We’ve essentially chosen to live well.

Our daughter would have had to go to day care, full-time, from the age of one, if I had opted to continue working. Or my wife would have had to put on hold many, many years of education and training in the medical field to stay at home (part-time work is not a real option for her today). Sure, we could have bought some more furniture and some overhead cabinets for the kitchen and maybe another big machine for my woodworking shop but all of those things can wait. In general our long-term lifestyle goals are not much different than our reality today: no flashy cars, no big house, no designer clothes; we appreciate the simple things in life.

A second income would also make us more appealing to the banks in terms of investment loans but I know what we can and cannot afford in terms of debt service so I’ll take my business to the lender who best understands that. Notably, securing funding for this first investment property has not been a problem, primarily because of the equity in our PPOR.

I’m also somewhat fatalistic and I know I won’t live forever. I’m not living it up today, in my thirties, to counterbalance that eventuality, but I despise the idea of working myself to the bone, slumped over a desk day in and day out while life and reality pass me by. My wife would like to work part-time one day in the future (when it will be easier for her to do so) and I genuinely hope she can. She does have a significant contribution to offer society as a doctor but there’s no denying the past ten years of training has been gruesome and taken a toll on our family life.

This is the reason why I’ve opted to invest in residential property. It’s the hope of achieving financial freedom, at relatively low risk, and the promise—however distant—of making a passive income legitimately. An empire of appreciating land, buttressed by the houses on that land generating income so I don’t have to, is, for me, the pinnacle of financial success and personal financial security. There are complexities. There will be hard times ahead. There are also simplicities and there will be good times ahead too.

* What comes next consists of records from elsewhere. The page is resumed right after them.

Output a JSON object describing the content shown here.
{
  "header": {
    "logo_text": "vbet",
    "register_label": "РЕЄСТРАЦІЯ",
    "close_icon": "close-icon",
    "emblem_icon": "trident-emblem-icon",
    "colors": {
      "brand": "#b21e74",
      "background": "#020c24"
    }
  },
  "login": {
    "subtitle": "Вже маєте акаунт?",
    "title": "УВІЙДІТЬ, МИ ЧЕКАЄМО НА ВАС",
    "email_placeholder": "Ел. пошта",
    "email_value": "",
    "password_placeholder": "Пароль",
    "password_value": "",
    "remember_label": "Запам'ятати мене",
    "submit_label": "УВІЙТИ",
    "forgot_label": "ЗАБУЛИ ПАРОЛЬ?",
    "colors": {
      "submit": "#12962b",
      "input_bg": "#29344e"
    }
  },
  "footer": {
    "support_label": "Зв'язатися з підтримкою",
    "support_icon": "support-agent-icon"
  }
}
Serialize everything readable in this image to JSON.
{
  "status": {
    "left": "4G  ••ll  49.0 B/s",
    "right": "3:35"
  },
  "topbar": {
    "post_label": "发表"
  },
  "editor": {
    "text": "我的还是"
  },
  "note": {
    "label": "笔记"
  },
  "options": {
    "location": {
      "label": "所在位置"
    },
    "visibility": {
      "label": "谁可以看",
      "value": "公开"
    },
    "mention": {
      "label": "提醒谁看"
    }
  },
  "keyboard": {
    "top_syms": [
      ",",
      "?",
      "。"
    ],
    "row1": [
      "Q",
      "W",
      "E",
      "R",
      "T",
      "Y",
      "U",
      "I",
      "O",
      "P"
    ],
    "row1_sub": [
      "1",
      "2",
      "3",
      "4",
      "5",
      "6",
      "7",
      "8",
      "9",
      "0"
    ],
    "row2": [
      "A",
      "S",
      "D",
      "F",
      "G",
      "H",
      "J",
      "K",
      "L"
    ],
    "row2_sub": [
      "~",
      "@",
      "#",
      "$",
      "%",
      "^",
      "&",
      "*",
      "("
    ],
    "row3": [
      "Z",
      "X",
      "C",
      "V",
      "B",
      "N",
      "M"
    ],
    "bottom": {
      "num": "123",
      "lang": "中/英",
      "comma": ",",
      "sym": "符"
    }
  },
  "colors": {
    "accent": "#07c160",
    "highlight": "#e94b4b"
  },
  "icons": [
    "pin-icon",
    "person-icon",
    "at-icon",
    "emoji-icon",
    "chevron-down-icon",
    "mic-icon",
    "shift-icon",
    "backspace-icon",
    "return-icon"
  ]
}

I spent a significant amount of time this year preparing mentally, through knowledge-building, to start executing a multi-year (multi-decade) investment strategy focused exclusively on residential property. I have minimal experience in this area. There is no doubt I will make mistakes but in pushing forward I gain experience and ultimately reduce and remove risk. As a stay-at-home dad I had a bit of spare time (not much though!) to fast-track my property investment education and I’m reliant on a number of companies to help me stay on track. I like to think I’m not idle at home (beyond the twelve-hour days running the house, that is) and that I’m contributing—financially—to my family’s long-term success and our future ability to live well.

I suppose a disclaimer is also worth posting: I'm just a guy, I'm not an accountant, lawyer, solicitor, tax agent, mortgage broker, banker, financial adviser, insurance agent, land developer, builder, government agent, or anything else so I disclaim your application of anything I write here is to be applied at your own risk. What I write may be incorrect and you are best to seek your own professional advice (tax, legal, financial, and otherwise) before entering into contracts or spending your money. Your situation is unique to you and what I write here reflects my experience only. I'm learning too and expect to make many, many mistakes along the way.